Sunil Godhwani, who oversaw the growth of Religare Enterprises from a small non-banking finance company, quit its board on Wednesday amid deepening troubles for the financial services major. Godhwani is the fourth director to quit in the past few months.
The resignation comes at a time when the company's fundraising plans and proposed related party transactions are under scrutiny from lenders and proxy advisory firms.
In April, Monish Kant Dutt, a nominee of IFC, resigned from the Religare Board. Dutt's resignation came less than two weeks after Ravi Mehrotra, a non-executive director, stepped down from the company’s board. Following this, the company postponed its FY17 results and eventually released it with the qualified opinion of auditors.
The auditors were concerned over regulatory scrutiny over loans given to group entities by the lending subsidiary Religare Finvest. This further led to rating firms downgrading the papers of the company and its subsidiaries.
On July 28, another non-executive director Sangeeta Talwar quit. But Godhwani's exit assumes significance considering the key role he had played in the growth of the company and the close relationship he enjoyed with the firm’s promoters-- Malvinder Mohan Singh and Shivinder Mohan Singh.
Handpicked by promoters around 13 years ago, the brothers had asked Godhwani to take charge of their non-banking finance company called Fortis. The Godhwanis, who were into the business of leather accessories, were known to the Singhs for at least two generations- hence the offer.
Godhwani turned the tiny Fortis into a sprawling empire under Religare, with interests across various financial services verticals. He had also overseen a popular IPO in November 2007. The shares which were offered for Rs 185 in the IPO had listed at 75 premium and had shot up to Rs 500 levels, before the market crashed in early 2008.
However, the last few years have been challenging for the firm amid mounting losses, despite divestment of interests in life insurance, mutual funds and other verticals. Last year, the Singh brothers, who were not part of the Religare board earlier, returned with Malvinder taking the position of the chairman. Godhwani was then given the position of CEO, following which he was made the full-time director of Religare. On Thursday, he stepped down from that position too without assigning any reasons.
Related party deals
On Saturday, the postal ballot for shareholders to vote on a resolution for approval of a related party transaction will close. Religare wants to make further investments of up to Rs 500 crore in one or more tranches in equity or preference shares in Religare Capital Markets (RCML), a subsidiary.

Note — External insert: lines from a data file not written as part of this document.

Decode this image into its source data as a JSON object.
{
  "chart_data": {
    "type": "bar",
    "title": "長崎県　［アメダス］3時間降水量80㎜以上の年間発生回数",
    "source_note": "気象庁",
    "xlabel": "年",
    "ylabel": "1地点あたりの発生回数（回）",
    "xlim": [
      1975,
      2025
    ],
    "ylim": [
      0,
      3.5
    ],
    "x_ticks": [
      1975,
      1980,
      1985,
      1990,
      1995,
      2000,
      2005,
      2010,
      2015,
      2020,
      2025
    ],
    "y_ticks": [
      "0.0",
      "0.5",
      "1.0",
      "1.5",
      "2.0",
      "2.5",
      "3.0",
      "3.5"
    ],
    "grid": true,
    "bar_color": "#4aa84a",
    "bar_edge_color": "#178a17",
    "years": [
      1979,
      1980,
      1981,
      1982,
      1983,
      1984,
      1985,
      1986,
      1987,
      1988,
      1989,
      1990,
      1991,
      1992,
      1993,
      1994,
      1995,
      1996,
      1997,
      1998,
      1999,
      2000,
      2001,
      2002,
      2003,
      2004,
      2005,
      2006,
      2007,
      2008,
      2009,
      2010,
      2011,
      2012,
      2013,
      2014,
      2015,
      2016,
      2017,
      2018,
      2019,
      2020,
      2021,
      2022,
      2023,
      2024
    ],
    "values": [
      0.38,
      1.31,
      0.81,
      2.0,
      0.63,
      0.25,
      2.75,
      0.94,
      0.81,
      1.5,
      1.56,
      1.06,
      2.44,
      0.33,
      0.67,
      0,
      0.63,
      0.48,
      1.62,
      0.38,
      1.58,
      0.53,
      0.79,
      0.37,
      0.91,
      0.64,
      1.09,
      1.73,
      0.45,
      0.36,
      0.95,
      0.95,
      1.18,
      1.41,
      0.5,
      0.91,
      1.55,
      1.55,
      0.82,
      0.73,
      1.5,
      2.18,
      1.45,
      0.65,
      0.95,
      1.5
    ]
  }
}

RCML needs additional funds for its India operations and would transfer a certain sum of the investment to its subsidiary-- Religare Capital Markets International (Mauritius) to help it repay its liabilities. Both the entities (RCML and RCMIML) have piled up losses. REL has already made a provision of Rs 30 crore for the diminution in the value of its existing investment in RCML.
Further, the company has stated that the provision for the diminution of the proposed investment of Rs 500 crore shall also be created in the company's books of accounts since RCML is in losses. Proxy firm SES has criticised the transaction and asked shareholders to seek more details.
"The Board before seeking shareholders' approval for the proposed investment should have considered all the options available, including but not limited to the revival plan of these two subsidiaries. The company should disclose to the shareholders, the action plan going forward, and give adequate justification to further the (proposed) investment, despite the fact that present investment has already suffered diminution in its value," it said in a report.
“Further, the company has mentioned that the standby letter of credit facility availed by RCMIML is falling due for repayment and RCML also needs additional funds for its India operations. SES believes that the company should bring separate resolutions for these two investments. In view of these concerns, SES recommends that shareholders vote against the resolution," stated the SES report further.
Separately, SES has also opposed a resolution to raise funds by the issue of debentures for this investment at the company’s annual general meeting.
A Religare spokesperson did not respond to an e-mail seeking comments on the recommendations.
Further, the company is also named a party in a petition by IDBI Trusteeship Services, which has challenged the right of certain shareholders to vote on this transaction. "The company strongly believes that IDBI Trusteeship Services has wrongly made the company as the party to its petition against certain shareholders of the company and the company will strongly oppose and defend itself," Religare said in a statement to the exchanges.
These shareholders have pledged their shares with the IDBI Trusteeship and falling share prices are not helping shareholders, including promoters, who have pledged their shares. The Bombay High Court is likely to hear the petition on Friday. Reflecting these concerns, the shares have lost over 60 per cent in the past month and 81 per cent in the current financial year. On Friday, they ended with gains of around 5 per cent at Rs 40.4.